There was one major difference: the television shooters were more accurate. Silvio ended up in a coma; DeCicco walked out of a police station hours after the attempt on his life. "I'm all right," he said while walking down the precinct steps. "I feel very good."
FBI spokesman Jim Margolin acknowledged the twin shootings raised the question of whether a mob war was possible. "I'm not aware that it's one we've answered," he said.
Several theories were broached: Gambling debts were involved. Revenge was a motive. The killings were linked. Or perhaps someone with a grudge against Izzi used the DeCicco shooting as a smoke screen to take him out.
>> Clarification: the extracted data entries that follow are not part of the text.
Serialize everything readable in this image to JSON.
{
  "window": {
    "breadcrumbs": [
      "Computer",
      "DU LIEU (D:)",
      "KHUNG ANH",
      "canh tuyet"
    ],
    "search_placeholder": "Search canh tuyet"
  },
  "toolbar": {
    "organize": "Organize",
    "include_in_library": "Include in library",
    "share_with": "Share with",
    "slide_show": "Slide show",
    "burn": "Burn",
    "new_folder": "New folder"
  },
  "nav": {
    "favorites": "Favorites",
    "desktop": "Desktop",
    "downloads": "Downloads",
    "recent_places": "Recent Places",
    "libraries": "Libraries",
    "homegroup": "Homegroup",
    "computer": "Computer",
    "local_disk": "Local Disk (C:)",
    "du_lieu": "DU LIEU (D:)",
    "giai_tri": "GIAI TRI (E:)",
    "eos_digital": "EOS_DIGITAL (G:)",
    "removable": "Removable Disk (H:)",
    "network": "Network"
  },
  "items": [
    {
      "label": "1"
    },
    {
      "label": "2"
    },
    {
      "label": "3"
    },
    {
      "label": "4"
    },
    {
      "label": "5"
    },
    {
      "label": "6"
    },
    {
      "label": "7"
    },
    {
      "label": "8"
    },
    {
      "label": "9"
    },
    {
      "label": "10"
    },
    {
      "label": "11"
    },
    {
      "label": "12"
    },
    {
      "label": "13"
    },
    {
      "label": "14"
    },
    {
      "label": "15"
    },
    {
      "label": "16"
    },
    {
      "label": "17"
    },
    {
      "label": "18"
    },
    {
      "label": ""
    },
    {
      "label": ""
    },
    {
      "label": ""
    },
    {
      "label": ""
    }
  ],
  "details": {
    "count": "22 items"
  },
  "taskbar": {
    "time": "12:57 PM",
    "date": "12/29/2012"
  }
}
No arrests were made in either case.
The murder try on Robert DeCicco was familiar, if unfortunate, terrain for his family. His uncle, Frank DeCicco, had lured Castellano to his death outside Sparks Steak House in December 1985. Frank, who became the Gambino family underboss, was killed four months later by a retaliatory car bomb.
Robert's father, George, continued in the family business after Frank's death, becoming a constant presence on the Mafia scene.
Hours after his son was shot, George DeCicco told reporters outside his home that an explanation was beyond him.
"You got all these crazy people, these terrorists doing crazy things," he said. "I'm shocked just like anybody else."